NINTH-PLACED Bath put daylight between themselves and the relegation zone with their first-bonus point victory at the Recreation Ground this season.

Matt Banahan, one of the few players to maintain any semblance of form during a dismal run, was rewarded with two tries, his first in the Premiership this season.

The others were scored by Semesa Rokoduguni and Leroy Houston while Welsh fly-half Rhys Priestland converted one and kicked a penalty.

It has been a season to forget for last year's Aviva Premiership finalists and qualification for the European Champions Cup will depend on a dramatic lift in form and fortune.

The Exiles are in a far worse place, however, eight points adrift at the bottom of the table. For 80 minutes, they rarely looked like scoring other than through the boot of fly-half Theo Brophy-Clews who kicked three penalties.

But replacement Greg Tonks kicked a penalty on the stroke of half-time and Alex Lewington eventually scored at the end of a multi-phase move from the restart. Agonisingly, they were deprived of a losing bonus point when Tonks's conversion attempt rebounded off the post.

Bath lost the services of Amanaki Mafi before kick-off, the Japan No 8 failing a fitness test on a rib injury, to be replaced by Houston.

After Priestland and Brophy-Clews exchanged penalties, Bath worked a nice try in the corner for Banahan. Priestland's pass sent Kyle Eastmond through a huge hole in the Exiles' defence and Houston took his lofted pass to put the wing clear to the corner.

The fly-half's conversion attempt was wide and Brophy-Clews cut the lead to 8-6 at the end of the first quarter after one penalty too many against the home team.

Bath were quickly on the attack again and forced a penalty to the corner. Irish repelled the catch-and-drive but Bath worked the ball back at the ruck and quick hands gave Banahan just enough room to squeeze in for his second try. This time Priestland was spot-on with the conversion.

London Irish were hanging on, encouraged by the home side's failure to clear their own lines effectively.
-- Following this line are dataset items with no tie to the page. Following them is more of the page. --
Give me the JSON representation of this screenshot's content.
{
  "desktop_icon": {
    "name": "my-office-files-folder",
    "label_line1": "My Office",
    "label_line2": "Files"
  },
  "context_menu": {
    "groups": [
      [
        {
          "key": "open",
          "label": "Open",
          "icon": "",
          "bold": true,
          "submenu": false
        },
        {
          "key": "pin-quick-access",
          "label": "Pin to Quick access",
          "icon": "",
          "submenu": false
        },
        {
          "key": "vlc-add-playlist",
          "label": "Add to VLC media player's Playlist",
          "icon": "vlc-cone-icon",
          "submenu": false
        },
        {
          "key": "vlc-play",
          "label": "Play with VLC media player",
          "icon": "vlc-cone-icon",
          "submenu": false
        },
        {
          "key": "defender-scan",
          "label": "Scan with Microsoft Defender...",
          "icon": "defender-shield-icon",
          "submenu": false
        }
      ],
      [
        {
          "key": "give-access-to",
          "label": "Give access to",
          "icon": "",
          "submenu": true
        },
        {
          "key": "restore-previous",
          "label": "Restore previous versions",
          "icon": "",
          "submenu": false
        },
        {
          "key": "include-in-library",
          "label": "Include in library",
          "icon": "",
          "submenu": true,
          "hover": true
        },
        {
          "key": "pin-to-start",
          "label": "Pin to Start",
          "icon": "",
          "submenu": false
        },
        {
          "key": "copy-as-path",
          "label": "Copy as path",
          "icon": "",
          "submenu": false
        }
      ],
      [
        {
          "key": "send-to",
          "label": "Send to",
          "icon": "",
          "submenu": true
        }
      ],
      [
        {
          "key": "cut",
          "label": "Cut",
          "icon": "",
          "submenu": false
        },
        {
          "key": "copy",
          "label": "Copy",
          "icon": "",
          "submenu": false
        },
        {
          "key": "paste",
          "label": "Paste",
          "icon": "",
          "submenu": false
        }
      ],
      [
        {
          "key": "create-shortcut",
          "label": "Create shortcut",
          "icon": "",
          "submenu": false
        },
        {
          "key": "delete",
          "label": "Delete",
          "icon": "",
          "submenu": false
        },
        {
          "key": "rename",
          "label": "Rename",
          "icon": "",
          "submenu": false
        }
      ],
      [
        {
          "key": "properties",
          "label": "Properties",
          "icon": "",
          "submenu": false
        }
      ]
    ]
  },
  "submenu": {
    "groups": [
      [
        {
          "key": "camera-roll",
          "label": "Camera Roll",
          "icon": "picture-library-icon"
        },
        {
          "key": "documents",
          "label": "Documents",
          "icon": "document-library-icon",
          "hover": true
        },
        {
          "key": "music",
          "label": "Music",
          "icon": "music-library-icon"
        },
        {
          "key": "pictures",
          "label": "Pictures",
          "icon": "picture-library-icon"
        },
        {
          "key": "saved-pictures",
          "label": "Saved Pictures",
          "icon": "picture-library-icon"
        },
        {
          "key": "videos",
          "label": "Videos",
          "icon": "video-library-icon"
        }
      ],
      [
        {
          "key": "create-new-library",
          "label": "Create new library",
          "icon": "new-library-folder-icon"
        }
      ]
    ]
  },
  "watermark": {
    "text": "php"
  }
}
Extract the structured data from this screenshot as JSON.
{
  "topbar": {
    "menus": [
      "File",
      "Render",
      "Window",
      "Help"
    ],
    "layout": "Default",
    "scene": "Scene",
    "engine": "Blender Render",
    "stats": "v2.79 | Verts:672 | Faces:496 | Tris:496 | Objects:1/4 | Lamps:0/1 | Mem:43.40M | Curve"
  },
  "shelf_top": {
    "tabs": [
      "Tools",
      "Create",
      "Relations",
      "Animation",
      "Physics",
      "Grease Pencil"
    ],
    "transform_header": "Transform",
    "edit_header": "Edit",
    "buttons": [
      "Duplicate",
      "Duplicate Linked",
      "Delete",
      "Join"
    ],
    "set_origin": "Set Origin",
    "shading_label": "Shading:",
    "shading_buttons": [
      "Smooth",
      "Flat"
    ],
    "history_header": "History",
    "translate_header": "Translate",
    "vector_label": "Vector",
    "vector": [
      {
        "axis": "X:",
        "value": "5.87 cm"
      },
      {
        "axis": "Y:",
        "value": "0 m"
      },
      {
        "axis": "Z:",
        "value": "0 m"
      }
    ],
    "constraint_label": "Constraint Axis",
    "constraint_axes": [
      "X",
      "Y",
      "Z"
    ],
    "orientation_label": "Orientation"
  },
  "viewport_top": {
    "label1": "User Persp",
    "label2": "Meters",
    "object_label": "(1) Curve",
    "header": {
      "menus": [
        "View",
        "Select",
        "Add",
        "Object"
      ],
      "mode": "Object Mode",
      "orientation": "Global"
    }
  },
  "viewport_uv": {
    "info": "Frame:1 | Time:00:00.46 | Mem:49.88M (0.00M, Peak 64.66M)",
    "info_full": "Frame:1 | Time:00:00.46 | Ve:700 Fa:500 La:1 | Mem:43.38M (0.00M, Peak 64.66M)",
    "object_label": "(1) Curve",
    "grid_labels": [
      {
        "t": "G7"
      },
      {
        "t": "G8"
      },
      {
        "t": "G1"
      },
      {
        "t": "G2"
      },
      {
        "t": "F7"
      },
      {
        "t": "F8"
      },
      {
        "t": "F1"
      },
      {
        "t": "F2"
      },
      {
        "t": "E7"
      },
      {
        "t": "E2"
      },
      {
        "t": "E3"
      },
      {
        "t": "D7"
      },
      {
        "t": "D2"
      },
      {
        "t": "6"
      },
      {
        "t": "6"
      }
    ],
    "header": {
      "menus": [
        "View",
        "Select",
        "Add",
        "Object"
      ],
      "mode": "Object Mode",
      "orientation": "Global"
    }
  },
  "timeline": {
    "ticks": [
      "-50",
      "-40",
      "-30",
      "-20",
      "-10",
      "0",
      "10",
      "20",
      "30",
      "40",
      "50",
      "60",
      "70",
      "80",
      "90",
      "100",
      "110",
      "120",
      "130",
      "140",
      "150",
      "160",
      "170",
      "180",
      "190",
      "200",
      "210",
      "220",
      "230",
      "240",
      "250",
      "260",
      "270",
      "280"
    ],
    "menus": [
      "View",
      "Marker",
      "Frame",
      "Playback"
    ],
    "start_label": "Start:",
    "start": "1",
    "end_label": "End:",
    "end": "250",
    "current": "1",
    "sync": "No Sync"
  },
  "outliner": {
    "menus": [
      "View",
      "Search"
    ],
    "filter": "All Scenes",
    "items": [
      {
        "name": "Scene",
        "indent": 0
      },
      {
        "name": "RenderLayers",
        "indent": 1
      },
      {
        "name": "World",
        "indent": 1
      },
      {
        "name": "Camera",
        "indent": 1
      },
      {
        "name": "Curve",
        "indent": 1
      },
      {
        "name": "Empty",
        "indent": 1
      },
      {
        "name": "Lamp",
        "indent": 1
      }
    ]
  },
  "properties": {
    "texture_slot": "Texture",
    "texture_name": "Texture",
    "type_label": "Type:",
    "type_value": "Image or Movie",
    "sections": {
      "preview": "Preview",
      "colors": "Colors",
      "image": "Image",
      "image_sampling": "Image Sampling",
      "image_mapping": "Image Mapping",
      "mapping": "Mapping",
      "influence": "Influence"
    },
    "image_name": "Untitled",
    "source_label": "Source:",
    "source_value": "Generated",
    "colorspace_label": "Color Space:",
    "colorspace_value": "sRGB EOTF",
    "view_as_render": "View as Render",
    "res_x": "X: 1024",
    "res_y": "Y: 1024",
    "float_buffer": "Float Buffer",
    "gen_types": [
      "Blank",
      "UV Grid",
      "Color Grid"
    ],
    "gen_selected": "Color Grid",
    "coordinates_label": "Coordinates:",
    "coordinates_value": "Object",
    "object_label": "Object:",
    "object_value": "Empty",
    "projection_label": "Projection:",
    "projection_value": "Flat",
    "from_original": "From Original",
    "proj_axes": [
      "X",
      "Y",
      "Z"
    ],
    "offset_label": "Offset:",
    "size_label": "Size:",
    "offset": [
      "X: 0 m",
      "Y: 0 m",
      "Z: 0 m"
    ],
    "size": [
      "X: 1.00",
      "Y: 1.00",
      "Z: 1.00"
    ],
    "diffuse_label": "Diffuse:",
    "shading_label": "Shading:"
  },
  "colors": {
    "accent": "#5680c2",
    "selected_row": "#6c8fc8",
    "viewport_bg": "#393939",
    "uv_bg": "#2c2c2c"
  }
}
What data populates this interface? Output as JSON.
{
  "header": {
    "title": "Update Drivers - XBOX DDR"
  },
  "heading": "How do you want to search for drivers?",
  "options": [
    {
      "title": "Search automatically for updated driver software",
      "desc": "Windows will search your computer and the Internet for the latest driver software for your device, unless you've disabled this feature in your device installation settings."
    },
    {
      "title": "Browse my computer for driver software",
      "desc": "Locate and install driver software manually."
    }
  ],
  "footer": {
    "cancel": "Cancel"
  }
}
Clews punished another infringement for his third penalty on 28 minutes but was wide with another attempt immediately after. That resulted from Priestland's restart going out on the full.

The Welshman was looking far more assured with ball in hand, however. Shortly before half-time he cut through the visitors' admittedly porous defence and found Banahan who had come across from the left wing.

Scrum-half Scott Steele stopped Tom Homer scoring but the Bath full-back flicked the ball back for Rokoduguni to touch down at the flag, as eventually confirmed by the TMO. Priestland's conversion was wide but Bath were happy to turn round 20-9 ahead.

After a shapeless opening 15 minutes to the second half, Bath emerged from a twice-reset scrum under the own posts to take control.

They squandered one chance from a line-out catch and drive and Irish stole a turnover. But another Banahan break, almost a copy of the first-half move, left the visitors' defence in some chaos and Houston eventually crossed for an unconverted try in the left corner.

Priestland's conversion was off-target but the cheers of the long-suffering Bath supporters in another bumper crowd of 13,503 told of their joyful relief at the bonus point.

Tonks' penalty raised hopes of a losing bonus from the restart but even that was denied them despite Lewington's try.